9. L’Assemblée encourage en outre les autorités sanitaires:
9.1 à veiller à ce que les personnes
migrantes et réfugiées bénéficient, dès leur arrivée, d’un accès gratuit
aux soins, y compris les soins urgents et autres soins médicaux
nécessaires (tels que les soins maternels et néonatals, le traitement
essentiel des maladies chroniques et le soutien urgent en matière de
santé mentale), ainsi que d’un accès à la vaccination et aux médicaments.

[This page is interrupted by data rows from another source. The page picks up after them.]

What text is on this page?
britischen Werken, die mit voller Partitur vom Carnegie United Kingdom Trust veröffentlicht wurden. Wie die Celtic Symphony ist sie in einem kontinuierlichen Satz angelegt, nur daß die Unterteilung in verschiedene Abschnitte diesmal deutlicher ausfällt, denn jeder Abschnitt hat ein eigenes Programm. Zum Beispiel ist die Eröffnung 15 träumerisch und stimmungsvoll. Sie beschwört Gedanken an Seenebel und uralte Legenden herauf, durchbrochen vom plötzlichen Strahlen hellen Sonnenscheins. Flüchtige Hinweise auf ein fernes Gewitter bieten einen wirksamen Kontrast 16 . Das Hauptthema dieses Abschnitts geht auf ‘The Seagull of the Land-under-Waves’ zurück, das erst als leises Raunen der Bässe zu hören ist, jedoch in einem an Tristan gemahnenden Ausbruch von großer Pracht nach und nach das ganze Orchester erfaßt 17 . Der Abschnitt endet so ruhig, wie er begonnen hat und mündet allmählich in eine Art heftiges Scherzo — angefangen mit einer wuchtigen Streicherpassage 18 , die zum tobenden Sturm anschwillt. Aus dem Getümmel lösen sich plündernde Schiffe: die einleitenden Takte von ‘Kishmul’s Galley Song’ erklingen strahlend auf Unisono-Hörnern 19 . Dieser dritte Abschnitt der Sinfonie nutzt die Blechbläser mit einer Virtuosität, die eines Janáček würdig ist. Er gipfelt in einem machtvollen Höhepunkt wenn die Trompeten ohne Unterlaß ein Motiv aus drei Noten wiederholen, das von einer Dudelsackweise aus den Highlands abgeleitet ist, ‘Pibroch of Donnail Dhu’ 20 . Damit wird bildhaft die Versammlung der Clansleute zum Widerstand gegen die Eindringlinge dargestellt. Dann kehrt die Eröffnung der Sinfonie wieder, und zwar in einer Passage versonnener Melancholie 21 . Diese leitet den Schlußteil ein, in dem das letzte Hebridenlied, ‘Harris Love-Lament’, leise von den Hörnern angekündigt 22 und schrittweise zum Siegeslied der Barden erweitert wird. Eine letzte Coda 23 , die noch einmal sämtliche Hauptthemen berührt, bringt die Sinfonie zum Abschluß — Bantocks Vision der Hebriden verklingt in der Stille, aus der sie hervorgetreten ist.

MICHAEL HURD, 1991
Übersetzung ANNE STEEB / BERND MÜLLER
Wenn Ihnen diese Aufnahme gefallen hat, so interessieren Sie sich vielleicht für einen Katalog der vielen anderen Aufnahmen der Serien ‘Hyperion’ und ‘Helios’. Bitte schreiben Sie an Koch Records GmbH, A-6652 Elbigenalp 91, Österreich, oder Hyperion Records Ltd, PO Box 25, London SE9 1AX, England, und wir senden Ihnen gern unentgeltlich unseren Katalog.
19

Dans ce contexte, les autorités sanitaires devraient en outre inviter
les prestataires de santé publics et privés à ne pas signaler les
personnes en situation irrégulière dans le pays aux services de
l’immigration. L’Assemblée les encourage également à prévoir la
réalisation d’un examen médical complet par un·e professionnel·le
de santé afin d’identifier les vulnérabilités et d’assurer un placement
approprié, notamment pour les populations vulnérables, comme les
femmes et les enfants non accompagnés;
9.2 à inviter les professionnel·les de santé à accorder une
attention particulière à la présence de blessures. Ils et elles
devraient aussi procéder au dépistage des maladies transmissibles
– notamment par une recherche systématique des signes de tuberculose
et par un dépistage volontaire du VIH et des hépatites B et C –, des
maladies chroniques et des affections de longue durée telles que
le diabète. De telles politiques contribuent à prévenir et à lutter
contre les mauvais traitements et à protéger la santé publique d’une
manière générale. L’Assemblée souligne toutefois que la décision
d’isoler une personne pour des raisons de santé doit être limitée
dans le temps et fondée sur les principes de nécessité, de proportionnalité
et de respect de la dignité humaine;
9.3 à renforcer les capacités et les qualifications des personnels
de santé, notamment les médecins généralistes, le personnel infirmier
et le personnel de soutien psychosocial;
9.4 à faciliter la reconnaissance des qualifications professionnelles
des personnes migrantes et réfugiées formées aux métiers de la santé,
afin qu’elles puissent contribuer aux systèmes de santé nationaux
et à dispenser des soins adaptés sur les plans culturel et linguistique
aux populations migrantes.
10. L’Assemblée encourage en outre les États membres du Conseil
de l’Europe concernés à mettre pleinement en œuvre la Charte sociale
européenne et à tirer pleinement parti des possibilités offertes
par la
Banque
de développement du Conseil de l’Europe pour renforcer les infrastructures et équipements de
santé et leurs effectifs, en particulier dans les centres d’accueil
et de rétention.
11. Enfin, l’Assemblée appelle ses propres membres, en leur qualité
de législatrices et législateurs nationaux et de membres de l’Assemblée,
à agir aux niveaux européen et national pour promouvoir les instruments,
les normes et l’expertise du Conseil de l’Europe en la matière,
ainsi que pour aligner les législations et les pratiques nationales
sur les recommandations formulées ci-dessus.